A character that spits rabbits in the Bestiary of Cortázar, does not require presentation, justification or framework: the raw proposal is simply made to the reader.
And in “House Taken Over”, the house goes towards its inhabitants, who must corner themselves to give in to the threatening dwelling. Symbolism or exercise of imagination, it does not matter: the way of presenting it to the reader is different.
The boast of the absurdity that life in Macondo means is simply there. Perhaps one of the best lessons that the irruption of this type of successful literature gave us is that Latin American societies had the appropriate level of maturation to receive and appreciate this evolution of the narrative.
Latin American writers confess to being children of European and American literature, but they knew how to give their places of origin local works of universal value. Surely in this point lies the value of Kafka himself, Joyce, Guide or Proust, who made excellent literature for their societies, which at the same time meant a revolution on the universal plane.

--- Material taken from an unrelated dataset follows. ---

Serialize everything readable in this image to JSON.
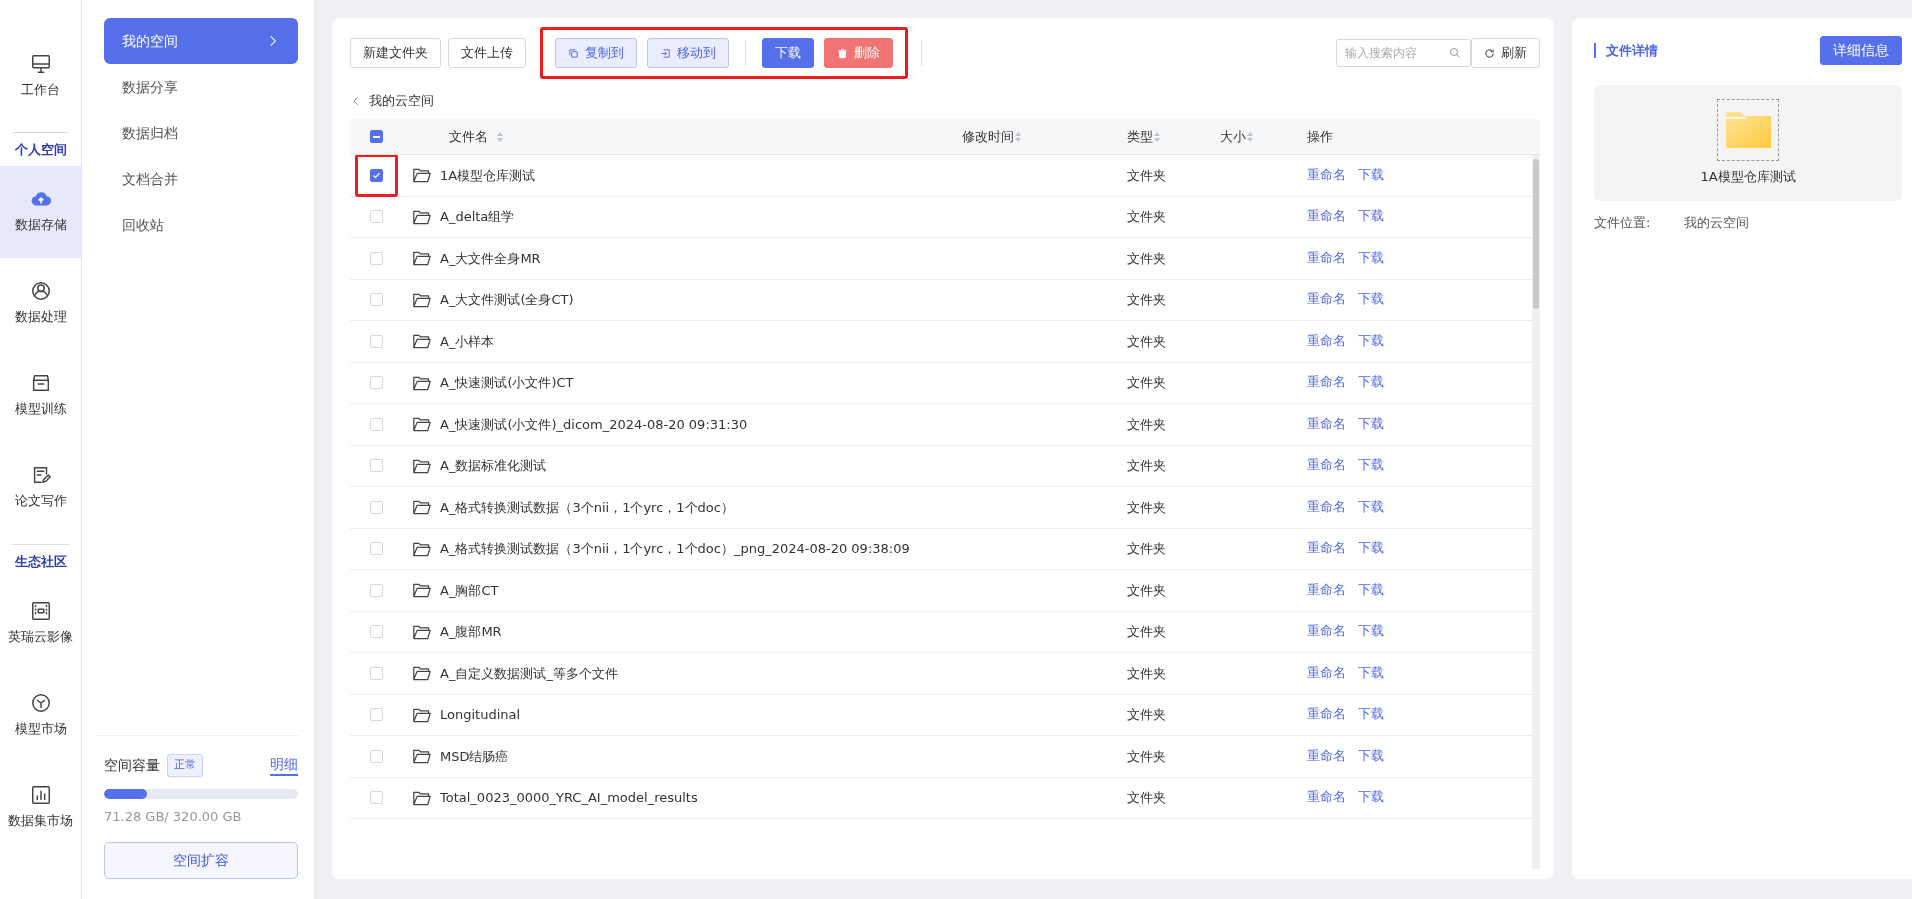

I reinforce this appreciation with the multiple remarks I find about Kafka as a tortured, sick, lonely, depressed being with an anxious personality who, as a consequence, produced distressing and oppressive works.
However, the reading and rereading of Kafka’s work does not seem to support such characteristics in an anguished individuality. I even dare to suppose that seclusion due to illness generates a forced image of loneliness and torture, but it must not have been so much, if he knew how to enjoy female company so widely, a pleasure that even his illness did not cancel.
It is more consistent to consider that Kafka’s literature was received by a gloomy and anguished society, by a Europe that was struggling in multiple wars, internal and external, until it acquired the dimensions it reached in 1915 with the start of the First World War.
While Kafka directs his exercise of imagination towards a society that can dream of castles in which the services of a land surveyor are required, fifty years later the imaginative Latin American writers address themselves to a society that struggles against poverty, with its condition of political dependency and economical, but which allows itself a great deal of space for laughter and hallucination, even for laughing at itself.
I think that as in journalism, literature flourishes better in conflict. There is no news space in the world dedicated to reporting that everything is going in order, of the absence of news or of the positive in life.
In the same way, we have gained our literary heritage thanks to the conflict, both in the stories that the narrative offers us and thanks to the personality of the authors who have produced it.
Kafka an average man, measured, calm and good citizen? Surely he would not be the author of the work we know. Lonely sick, maybe. Creative genius heir to European disenchantment, with all certainty. Long live the problems!